The narrative skirted around the darker aspects of the subject material with violence kept at arms length. In fact anything that could be considered a bit nasty ... from camp latrines to personal privations ... was excised from the novel. The horrors of chemical warfare were alluded to but the war itself was just a backdrop. Sex never reared its ugly head except for sweetly colouring his relationship with the unattainable nun, and frequent reference to his melancholy marriage. Whoops, I forgot ... there was that one nasty guard ... boo hiss ... but he got his come-uppence ... suspended without pay!

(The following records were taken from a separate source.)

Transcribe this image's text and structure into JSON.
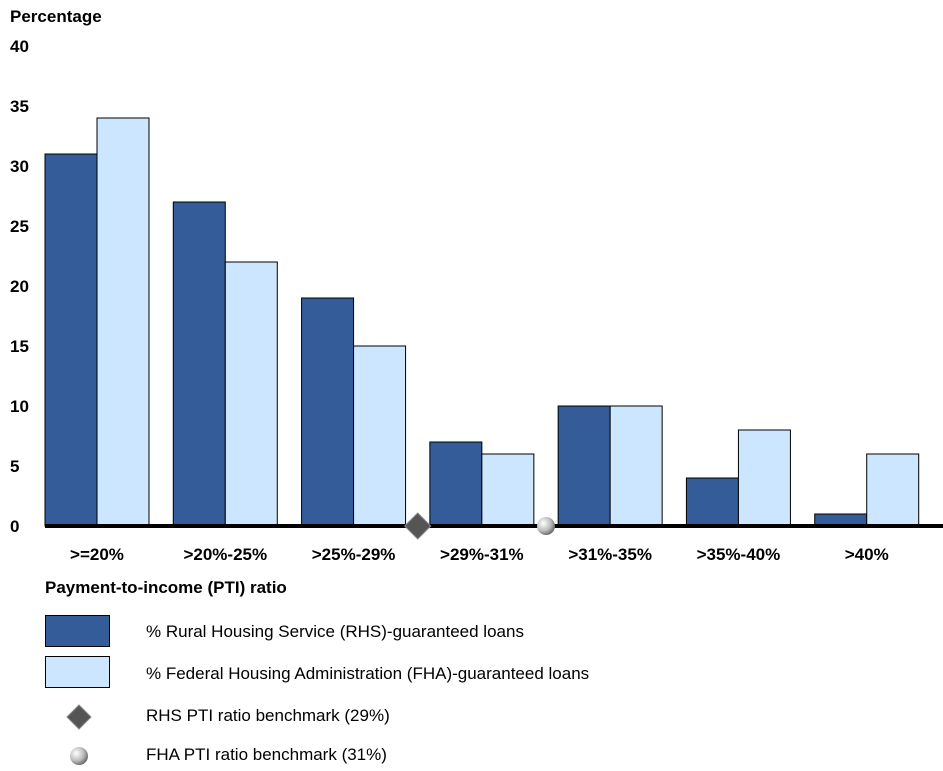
{
  "chart_data": {
    "type": "bar",
    "ylabel": "Percentage",
    "xlabel": "Payment-to-income (PTI) ratio",
    "ylim": [
      0,
      40
    ],
    "yticks": [
      "0",
      "5",
      "10",
      "15",
      "20",
      "25",
      "30",
      "35",
      "40"
    ],
    "categories": [
      ">=20%",
      ">20%-25%",
      ">25%-29%",
      ">29%-31%",
      ">31%-35%",
      ">35%-40%",
      ">40%"
    ],
    "series": [
      {
        "name": "% Rural Housing Service (RHS)-guaranteed loans",
        "values": [
          31,
          27,
          19,
          7,
          10,
          4,
          1
        ],
        "color": "#335c99"
      },
      {
        "name": "% Federal Housing Administration (FHA)-guaranteed loans",
        "values": [
          34,
          22,
          15,
          6,
          10,
          8,
          6
        ],
        "color": "#cce6ff"
      }
    ],
    "benchmarks": [
      {
        "name": "RHS PTI ratio benchmark (29%)",
        "value": 29,
        "marker": "diamond",
        "color": "#555555"
      },
      {
        "name": "FHA PTI ratio benchmark (31%)",
        "value": 31,
        "marker": "circle",
        "color": "#bbbbbb"
      }
    ],
    "grid": false,
    "legend_position": "bottom-left"
  }
}
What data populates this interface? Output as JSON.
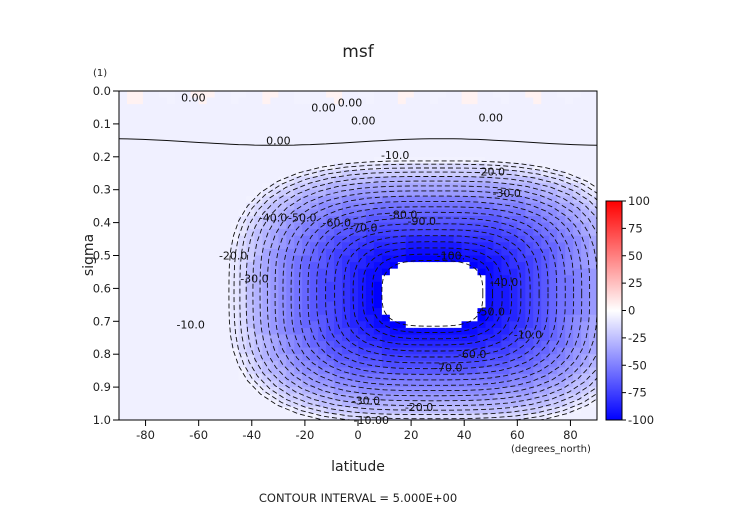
{
  "chart_data": {
    "type": "heatmap",
    "title": "msf",
    "xlabel": "latitude",
    "ylabel": "sigma",
    "x_units": "(degrees_north)",
    "y_units": "(1)",
    "xlim": [
      -90,
      90
    ],
    "ylim": [
      0.0,
      1.0
    ],
    "y_inverted": true,
    "x_ticks": [
      -80,
      -60,
      -40,
      -20,
      0,
      20,
      40,
      60,
      80
    ],
    "y_ticks": [
      "0.0",
      "0.1",
      "0.2",
      "0.3",
      "0.4",
      "0.5",
      "0.6",
      "0.7",
      "0.8",
      "0.9",
      "1.0"
    ],
    "footer": "CONTOUR INTERVAL = 5.000E+00",
    "colorbar": {
      "min": -100,
      "max": 100,
      "ticks": [
        100,
        75,
        50,
        25,
        0,
        -25,
        -50,
        -75,
        -100
      ],
      "colors": {
        "low": "#0000ff",
        "mid": "#ffffff",
        "high": "#ff0000"
      }
    },
    "cell": {
      "center_lat": 28,
      "center_sigma": 0.615,
      "min_value": -100,
      "blank_below": -100
    },
    "contour_labels": [
      {
        "text": "0.00",
        "x": -62,
        "y": 0.02
      },
      {
        "text": "0.00",
        "x": -13,
        "y": 0.05
      },
      {
        "text": "0.00",
        "x": -3,
        "y": 0.035
      },
      {
        "text": "0.00",
        "x": 2,
        "y": 0.09
      },
      {
        "text": "0.00",
        "x": 50,
        "y": 0.08
      },
      {
        "text": "0.00",
        "x": -30,
        "y": 0.15
      },
      {
        "text": "-10.0",
        "x": 14,
        "y": 0.195
      },
      {
        "text": "-20.0",
        "x": 50,
        "y": 0.245
      },
      {
        "text": "-30.0",
        "x": 56,
        "y": 0.31
      },
      {
        "text": "-40.0",
        "x": -32,
        "y": 0.385
      },
      {
        "text": "-50.0",
        "x": -21,
        "y": 0.385
      },
      {
        "text": "-60.0",
        "x": -8,
        "y": 0.4
      },
      {
        "text": "-70.0",
        "x": 2,
        "y": 0.415
      },
      {
        "text": "-80.0",
        "x": 17,
        "y": 0.375
      },
      {
        "text": "-90.0",
        "x": 24,
        "y": 0.395
      },
      {
        "text": "-100.",
        "x": 35,
        "y": 0.5
      },
      {
        "text": "-20.0",
        "x": -47,
        "y": 0.5
      },
      {
        "text": "-30.0",
        "x": -39,
        "y": 0.57
      },
      {
        "text": "-40.0",
        "x": 55,
        "y": 0.58
      },
      {
        "text": "-50.0",
        "x": 50,
        "y": 0.67
      },
      {
        "text": "-60.0",
        "x": 43,
        "y": 0.8
      },
      {
        "text": "-70.0",
        "x": 34,
        "y": 0.84
      },
      {
        "text": "-10.0",
        "x": -63,
        "y": 0.71
      },
      {
        "text": "-10.0",
        "x": 64,
        "y": 0.74
      },
      {
        "text": "-30.0",
        "x": 3,
        "y": 0.94
      },
      {
        "text": "-20.0",
        "x": 23,
        "y": 0.96
      },
      {
        "text": "-10.00",
        "x": 5,
        "y": 1.0
      }
    ]
  }
}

The voice of the first person narrative is restrained and understated. His relationships with others lack empathy and intimacy. Fine, that was the way he was meant to be written, but, given that the pivotal point to his character is his belief in honour, dignity and "saving face", I found his behaviour lacked verisimilitude (eg, the very public tears in the courtroom). At times he seemed to just go through the motions and this lead to a failure to engage me as a reader. There was a lack of passion, a lack of poignancy. The climax of the book was as murky as the dust storm that shrouded it. Too much of the narrative was loosely strung together historical research.
Interesting ... yes.
Engaging read... moderately so.
Did I care what happened to the characters ... no, they were boring, with no life breathed into them, behaving in unbelievable ways so that all that research didn't go to waste.